Your turn, Judge: Enforcement officers have done their jobs
Wayne Sheriff Carey Winders, his deputies and area police officers are to be congratulated for impressive crackdowns on drug operations and a recent epidemic of felonious break-ins.
These include arrests of a number of people accused of dealing in hard drugs and the confiscation of an enormous amount of illegal dope, paraphernalia and cash.
In more recent days — and especially disturbing — have been the arrests of at least eight teenagers for alleged involvement in more than 20 felonious break-ins and thefts in northeastern communities of the county.
Under our judicial system, all those charged must be presumed innocent until proven guilty. That is as it should be.
But while embracing that concept, the citizens of our county should also admonish the courts that any individuals found guilty of any of the crimes should be dealt with firmly. The drug traffic is the greatest nemesis to society today. It is the root not only to the misery of addicts but to the crimes they commit to feed their addictions.
So, in the end, the innocent victims of those crimes bear the greatest financial burden.
Could drugs have been an element in the recent rash of break-ins?
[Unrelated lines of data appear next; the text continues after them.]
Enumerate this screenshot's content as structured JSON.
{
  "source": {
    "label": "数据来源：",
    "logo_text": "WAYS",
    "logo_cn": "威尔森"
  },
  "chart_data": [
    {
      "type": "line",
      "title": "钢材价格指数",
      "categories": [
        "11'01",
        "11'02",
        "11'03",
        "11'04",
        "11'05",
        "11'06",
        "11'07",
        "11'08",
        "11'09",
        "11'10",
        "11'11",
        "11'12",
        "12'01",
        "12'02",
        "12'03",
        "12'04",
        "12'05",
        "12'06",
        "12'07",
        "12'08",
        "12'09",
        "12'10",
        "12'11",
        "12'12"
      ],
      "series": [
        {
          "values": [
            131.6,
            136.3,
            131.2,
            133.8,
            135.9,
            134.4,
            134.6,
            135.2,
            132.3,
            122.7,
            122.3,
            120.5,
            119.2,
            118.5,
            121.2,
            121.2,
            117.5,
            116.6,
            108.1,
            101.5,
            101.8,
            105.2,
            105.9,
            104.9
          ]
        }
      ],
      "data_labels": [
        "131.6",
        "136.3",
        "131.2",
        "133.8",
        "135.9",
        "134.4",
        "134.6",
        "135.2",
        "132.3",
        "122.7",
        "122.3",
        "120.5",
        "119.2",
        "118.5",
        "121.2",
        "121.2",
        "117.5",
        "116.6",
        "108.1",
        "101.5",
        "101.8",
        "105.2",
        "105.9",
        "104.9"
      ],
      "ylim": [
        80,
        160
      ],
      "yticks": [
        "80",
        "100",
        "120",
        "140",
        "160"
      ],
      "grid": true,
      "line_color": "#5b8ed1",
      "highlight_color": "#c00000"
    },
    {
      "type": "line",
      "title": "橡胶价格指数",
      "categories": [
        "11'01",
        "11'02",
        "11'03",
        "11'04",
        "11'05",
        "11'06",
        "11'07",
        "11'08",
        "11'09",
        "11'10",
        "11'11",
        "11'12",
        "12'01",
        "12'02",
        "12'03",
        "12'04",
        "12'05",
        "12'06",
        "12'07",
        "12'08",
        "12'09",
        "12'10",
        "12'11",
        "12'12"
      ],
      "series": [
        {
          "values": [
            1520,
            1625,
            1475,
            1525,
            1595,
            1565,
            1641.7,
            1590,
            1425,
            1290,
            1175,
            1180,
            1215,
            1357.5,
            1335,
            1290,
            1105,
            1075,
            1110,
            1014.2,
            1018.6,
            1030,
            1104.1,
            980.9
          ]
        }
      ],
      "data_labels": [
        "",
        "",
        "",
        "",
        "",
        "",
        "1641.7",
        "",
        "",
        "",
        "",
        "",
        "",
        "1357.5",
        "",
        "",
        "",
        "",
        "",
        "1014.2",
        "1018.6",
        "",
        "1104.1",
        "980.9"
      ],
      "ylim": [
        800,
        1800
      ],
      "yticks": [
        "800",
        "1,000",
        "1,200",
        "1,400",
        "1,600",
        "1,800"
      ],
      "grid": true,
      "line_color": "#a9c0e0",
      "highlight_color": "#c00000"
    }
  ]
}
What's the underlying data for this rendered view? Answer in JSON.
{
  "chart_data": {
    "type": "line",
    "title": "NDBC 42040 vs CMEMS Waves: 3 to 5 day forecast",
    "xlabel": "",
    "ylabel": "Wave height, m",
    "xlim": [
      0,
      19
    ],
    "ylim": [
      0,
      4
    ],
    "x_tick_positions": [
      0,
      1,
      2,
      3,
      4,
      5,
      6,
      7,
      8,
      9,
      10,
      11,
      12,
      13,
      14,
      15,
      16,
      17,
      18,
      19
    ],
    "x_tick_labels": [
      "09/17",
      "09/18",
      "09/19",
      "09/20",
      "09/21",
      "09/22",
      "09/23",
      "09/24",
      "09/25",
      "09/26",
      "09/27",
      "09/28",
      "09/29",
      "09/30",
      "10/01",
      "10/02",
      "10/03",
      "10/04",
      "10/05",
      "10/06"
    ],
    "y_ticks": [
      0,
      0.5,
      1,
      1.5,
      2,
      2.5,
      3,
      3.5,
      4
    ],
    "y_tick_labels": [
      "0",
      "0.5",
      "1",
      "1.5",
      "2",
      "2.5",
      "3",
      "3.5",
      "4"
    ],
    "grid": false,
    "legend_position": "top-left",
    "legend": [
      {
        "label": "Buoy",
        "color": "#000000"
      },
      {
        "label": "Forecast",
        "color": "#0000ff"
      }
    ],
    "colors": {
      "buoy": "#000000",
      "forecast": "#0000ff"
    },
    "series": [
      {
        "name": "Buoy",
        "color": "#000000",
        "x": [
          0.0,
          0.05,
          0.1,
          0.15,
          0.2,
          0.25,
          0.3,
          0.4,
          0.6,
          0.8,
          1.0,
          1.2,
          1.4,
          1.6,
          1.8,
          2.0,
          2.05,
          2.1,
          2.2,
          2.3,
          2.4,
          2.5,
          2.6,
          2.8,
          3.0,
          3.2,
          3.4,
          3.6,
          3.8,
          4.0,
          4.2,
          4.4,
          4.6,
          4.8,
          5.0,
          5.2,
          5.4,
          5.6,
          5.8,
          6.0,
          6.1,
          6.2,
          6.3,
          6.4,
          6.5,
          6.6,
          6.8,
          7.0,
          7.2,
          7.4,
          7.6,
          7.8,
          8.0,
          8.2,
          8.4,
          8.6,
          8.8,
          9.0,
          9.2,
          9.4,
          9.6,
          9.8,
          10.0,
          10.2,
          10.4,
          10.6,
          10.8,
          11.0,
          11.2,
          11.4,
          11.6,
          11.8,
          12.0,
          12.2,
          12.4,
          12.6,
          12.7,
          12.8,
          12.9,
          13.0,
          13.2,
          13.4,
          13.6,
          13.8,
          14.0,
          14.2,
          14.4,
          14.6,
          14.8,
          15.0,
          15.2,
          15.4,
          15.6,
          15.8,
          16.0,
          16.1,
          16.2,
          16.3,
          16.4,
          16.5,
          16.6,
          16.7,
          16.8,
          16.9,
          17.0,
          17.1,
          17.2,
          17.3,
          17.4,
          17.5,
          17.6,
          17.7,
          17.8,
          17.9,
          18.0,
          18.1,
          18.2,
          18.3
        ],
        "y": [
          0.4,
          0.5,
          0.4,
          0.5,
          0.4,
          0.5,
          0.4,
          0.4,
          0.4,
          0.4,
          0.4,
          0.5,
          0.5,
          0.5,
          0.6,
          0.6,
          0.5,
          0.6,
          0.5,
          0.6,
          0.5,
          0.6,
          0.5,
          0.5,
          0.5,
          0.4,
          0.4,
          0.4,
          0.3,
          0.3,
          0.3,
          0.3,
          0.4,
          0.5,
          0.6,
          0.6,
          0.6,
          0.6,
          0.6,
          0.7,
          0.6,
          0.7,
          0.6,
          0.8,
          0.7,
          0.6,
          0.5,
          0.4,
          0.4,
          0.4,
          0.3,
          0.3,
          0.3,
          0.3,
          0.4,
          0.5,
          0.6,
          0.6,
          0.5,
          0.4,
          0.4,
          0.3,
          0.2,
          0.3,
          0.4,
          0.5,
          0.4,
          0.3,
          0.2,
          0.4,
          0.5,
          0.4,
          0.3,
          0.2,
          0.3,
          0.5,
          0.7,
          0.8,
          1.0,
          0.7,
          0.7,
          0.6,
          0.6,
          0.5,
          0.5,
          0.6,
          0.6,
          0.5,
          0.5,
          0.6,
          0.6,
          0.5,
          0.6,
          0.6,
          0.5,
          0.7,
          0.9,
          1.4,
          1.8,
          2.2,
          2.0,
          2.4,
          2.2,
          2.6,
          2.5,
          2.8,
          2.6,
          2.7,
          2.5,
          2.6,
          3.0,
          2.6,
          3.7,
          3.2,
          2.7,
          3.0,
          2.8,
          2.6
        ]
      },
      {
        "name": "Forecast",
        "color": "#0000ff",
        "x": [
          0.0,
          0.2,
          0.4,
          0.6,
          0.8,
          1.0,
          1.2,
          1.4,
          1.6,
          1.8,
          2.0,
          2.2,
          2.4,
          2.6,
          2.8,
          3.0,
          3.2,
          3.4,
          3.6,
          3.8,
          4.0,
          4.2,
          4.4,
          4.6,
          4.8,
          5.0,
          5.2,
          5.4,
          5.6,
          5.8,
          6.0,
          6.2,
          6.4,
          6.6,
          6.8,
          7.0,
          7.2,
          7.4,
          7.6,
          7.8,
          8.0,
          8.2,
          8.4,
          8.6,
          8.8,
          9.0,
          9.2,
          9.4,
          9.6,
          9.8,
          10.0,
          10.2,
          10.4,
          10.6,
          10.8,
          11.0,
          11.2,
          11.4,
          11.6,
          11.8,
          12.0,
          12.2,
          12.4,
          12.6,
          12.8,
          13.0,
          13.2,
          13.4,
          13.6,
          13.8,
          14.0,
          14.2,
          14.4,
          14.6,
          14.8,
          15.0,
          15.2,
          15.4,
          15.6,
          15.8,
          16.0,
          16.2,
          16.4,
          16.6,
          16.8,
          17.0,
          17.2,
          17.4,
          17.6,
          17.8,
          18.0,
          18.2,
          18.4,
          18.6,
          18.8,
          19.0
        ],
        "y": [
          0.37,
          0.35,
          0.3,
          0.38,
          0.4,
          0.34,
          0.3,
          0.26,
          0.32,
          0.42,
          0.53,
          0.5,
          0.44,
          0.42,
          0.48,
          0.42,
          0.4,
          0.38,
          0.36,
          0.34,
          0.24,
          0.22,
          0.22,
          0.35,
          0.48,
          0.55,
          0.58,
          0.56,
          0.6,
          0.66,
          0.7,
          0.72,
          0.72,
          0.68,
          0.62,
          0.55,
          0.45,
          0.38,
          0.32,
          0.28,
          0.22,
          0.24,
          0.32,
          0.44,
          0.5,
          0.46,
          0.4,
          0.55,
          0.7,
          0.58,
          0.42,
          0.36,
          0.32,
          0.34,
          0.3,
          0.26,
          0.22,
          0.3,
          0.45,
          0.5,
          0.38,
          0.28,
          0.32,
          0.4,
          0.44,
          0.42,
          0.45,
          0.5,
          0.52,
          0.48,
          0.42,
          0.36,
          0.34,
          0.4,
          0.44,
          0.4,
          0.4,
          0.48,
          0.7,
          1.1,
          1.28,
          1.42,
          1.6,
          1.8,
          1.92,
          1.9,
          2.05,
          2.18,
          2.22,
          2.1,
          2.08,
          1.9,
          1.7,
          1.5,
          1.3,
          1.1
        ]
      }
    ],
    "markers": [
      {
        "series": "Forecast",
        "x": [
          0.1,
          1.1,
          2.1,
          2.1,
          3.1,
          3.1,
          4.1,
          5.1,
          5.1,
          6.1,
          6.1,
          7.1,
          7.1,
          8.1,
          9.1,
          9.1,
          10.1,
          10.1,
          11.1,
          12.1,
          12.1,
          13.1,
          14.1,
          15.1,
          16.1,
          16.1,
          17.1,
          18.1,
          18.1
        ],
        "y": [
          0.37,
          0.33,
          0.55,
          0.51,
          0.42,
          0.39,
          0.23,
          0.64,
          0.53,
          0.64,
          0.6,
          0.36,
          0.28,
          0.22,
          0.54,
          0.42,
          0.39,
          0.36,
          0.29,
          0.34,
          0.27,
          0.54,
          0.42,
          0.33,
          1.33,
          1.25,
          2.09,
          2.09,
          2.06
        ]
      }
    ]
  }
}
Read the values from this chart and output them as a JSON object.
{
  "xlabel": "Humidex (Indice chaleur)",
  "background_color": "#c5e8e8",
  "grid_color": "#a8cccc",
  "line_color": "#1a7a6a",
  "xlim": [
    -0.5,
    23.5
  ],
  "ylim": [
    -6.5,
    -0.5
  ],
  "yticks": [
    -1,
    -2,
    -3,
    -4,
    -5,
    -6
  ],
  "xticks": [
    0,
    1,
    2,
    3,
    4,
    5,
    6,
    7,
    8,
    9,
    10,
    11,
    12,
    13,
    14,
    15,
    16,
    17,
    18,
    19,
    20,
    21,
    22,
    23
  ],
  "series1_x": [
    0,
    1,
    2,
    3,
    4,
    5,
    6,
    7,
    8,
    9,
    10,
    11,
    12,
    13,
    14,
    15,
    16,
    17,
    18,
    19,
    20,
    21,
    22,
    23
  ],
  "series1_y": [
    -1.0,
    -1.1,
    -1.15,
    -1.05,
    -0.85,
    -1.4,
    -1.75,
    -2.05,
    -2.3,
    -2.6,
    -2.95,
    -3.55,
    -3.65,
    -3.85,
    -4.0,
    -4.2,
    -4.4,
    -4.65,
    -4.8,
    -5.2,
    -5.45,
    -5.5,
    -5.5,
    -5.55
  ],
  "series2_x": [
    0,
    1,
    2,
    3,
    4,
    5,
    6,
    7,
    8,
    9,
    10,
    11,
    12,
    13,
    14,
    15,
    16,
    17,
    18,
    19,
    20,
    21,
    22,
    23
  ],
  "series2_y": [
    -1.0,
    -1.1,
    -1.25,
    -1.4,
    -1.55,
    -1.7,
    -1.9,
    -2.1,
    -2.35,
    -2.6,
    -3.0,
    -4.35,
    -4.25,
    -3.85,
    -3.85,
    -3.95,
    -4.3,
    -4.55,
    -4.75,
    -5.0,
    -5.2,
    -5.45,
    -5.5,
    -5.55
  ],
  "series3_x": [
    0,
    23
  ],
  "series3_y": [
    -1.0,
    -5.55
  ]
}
Perhaps the upcoming trials might shed some light on this.
But let’s speculate for a moment on those cases. If — and that should be a capitalized IF — any of the defendants are found guilty, we can expect much to be said about their youth. And invariably in such cases, it is emphasized that the ones convicted are “first offenders.”
The courts should be mindful of the potential difference between a first offense and a first conviction or the first time caught. This should be especially true if a person is convicted in a single court session of involvement in a number of felonies.
A person going on a crime spree or periodically breaking into homes or businesses or hauling off material from the property of others does not fall in the category of one who might yield to a one-time temptation to break the law.
The public should demand hard time for hardened criminals. And they can come in all ages, sizes, shapes and sexes.